A lender of money can expect a recompense from a borrower in a second way as if the recompense is gratuitous and offered without obligation, not as if a debt
Suppose your best friend needs wheat and can’t afford to buy any. He doesn’t need paper: he needs wheat. You’ve got some excess wheat you could lend him, but you like the way paper futures (Question 46) look better, and you want a guarantee that you won’t lose any buying power (Question 54) when you are doing your best friend a favor.
So you lend him paper (even though he needs wheat, and is just going to exchange the paper for wheat) just so that, as a formality, the kind of thing he owes you back (Question 35) is paper. Or you tell him that you know he needs wheat and you have plenty to lend, but you like paper futures better so even though you’ll give him wheat you want him to repay the wheat you gave him by doing imaginary wheat-to-paper exchanges (they will be imaginary to avoid transaction fees and taxes) at the point of borrowing and repayment.
It seems to me that your friendship is as imaginary as the wheat-to-paper exchanges. That is no way to treat a friend in need. The former contract might not be technically usury, while the latter definitely is usury. But this fails to undermine the moral doctrine prohibiting usury, much as the fact that flirting heavily with your secretary is not technically adultery fails to undermine the moral doctrine prohibiting adultery.
And mutuum lending is only morally licit as an act of friendship or charity. It is not morally licit in pursuit of gain. Preservation of market buying power as something guaranteed by someone else is a kind of gain (Question 54).
Because of the excursion into the land of imaginary paper he ends up owing you back more wheat than you lent him on this mutuum loan – usury
If your best friend decides to pay you back more wheat than you loaned him out of gratitude, that is a gift from him to you. There isn’t anything wrong with that. It is even true that he owes you gratitude in a sense. But gratitude between friends is not convertible into a specific dollar amount which he can be said to owe you as a financial matter. No true friend is going to quibble, in dollar terms, as to whether his best friend has been grateful enough in the natural exchange of favors which occurs among friends.

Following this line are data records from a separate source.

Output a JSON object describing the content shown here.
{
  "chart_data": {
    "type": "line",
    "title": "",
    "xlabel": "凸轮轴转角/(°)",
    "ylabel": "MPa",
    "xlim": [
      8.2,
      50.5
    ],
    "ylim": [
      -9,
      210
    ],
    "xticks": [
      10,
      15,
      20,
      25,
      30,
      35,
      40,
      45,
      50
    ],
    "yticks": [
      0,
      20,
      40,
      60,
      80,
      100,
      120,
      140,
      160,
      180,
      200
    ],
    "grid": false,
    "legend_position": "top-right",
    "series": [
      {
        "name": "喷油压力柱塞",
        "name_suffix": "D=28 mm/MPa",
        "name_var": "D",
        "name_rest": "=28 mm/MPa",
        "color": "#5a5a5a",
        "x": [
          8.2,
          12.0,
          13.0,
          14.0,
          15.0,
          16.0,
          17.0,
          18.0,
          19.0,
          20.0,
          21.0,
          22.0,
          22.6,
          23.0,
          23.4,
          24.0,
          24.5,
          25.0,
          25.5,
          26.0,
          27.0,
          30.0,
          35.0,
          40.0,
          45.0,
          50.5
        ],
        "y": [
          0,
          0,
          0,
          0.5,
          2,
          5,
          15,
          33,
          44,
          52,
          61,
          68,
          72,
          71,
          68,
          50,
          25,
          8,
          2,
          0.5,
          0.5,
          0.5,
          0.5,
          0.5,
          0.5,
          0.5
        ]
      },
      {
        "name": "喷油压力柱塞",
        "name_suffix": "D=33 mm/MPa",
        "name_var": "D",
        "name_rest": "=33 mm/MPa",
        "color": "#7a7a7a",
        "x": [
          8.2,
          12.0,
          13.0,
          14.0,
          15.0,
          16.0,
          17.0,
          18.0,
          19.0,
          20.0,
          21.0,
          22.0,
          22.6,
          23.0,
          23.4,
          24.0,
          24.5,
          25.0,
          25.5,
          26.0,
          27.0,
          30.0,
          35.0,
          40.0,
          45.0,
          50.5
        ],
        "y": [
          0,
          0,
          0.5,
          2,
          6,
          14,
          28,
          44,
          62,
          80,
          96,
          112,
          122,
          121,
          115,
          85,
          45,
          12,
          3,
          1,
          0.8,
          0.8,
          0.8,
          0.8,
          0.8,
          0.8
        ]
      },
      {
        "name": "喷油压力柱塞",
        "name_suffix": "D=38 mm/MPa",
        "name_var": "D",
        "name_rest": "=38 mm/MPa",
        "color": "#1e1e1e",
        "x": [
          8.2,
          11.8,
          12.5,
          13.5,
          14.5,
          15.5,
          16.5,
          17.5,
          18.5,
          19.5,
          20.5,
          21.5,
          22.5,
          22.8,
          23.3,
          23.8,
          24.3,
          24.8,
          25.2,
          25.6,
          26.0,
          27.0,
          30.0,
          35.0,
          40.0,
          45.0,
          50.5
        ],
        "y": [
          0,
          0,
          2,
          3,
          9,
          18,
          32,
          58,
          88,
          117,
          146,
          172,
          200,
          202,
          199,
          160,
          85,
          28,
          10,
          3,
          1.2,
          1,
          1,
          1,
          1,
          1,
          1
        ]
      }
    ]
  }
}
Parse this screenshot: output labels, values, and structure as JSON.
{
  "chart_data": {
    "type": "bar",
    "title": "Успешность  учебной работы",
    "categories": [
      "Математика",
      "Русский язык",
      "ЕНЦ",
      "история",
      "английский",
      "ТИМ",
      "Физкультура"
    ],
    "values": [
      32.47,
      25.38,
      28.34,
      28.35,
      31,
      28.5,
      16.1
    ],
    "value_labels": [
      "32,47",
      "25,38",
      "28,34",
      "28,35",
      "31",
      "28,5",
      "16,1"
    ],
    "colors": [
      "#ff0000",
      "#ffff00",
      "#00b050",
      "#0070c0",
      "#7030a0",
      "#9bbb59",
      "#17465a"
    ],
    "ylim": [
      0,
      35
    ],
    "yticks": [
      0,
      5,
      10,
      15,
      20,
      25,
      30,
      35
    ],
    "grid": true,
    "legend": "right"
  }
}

It is possible for friends to do each other injustice in mutuum lending (Question 49); even to have a falling out and to no longer be friends. Suppose you lent your best friend the wheat, he now has enough to repay you the amount that he borrowed, but he refuses to do so. In that case he is not being a good friend; and he really does owe you back the amount of wheat that he borrowed, as a matter of justice. His refusal to pay it back now that he can is a kind of theft or fraud. You truly are entitled to return of the principal amount, and the falling out of your friendship does not remove that entitlement in justice.
A lender of money by reason of making a loan can in two ways expect a recompense from a borrower, whether in money or praise or service. A lender of money can expect a recompense from a borrower in one way as if the recompense is a debt by reason of a tacit or express obligation. And then the lender can licitly expect a recompense from the borrower, as one who does a service for another trusts that the other will in the spirit of friendship return the favor.
A lender can in two ways incur the loss of something already possessed. The lender incurs loss in one way because the borrower does not return the [amount of] money lent at the specified date, and then the borrower is obliged to pay compensation. The lender incurs loss in a second way when the borrower returns the [amount of] money lent within the specified time, and then the borrower is not obliged to pay compensation, since the lender ought to have taken precautions against loss to self, and the borrower ought not incur loss regarding the lender’s stupidity.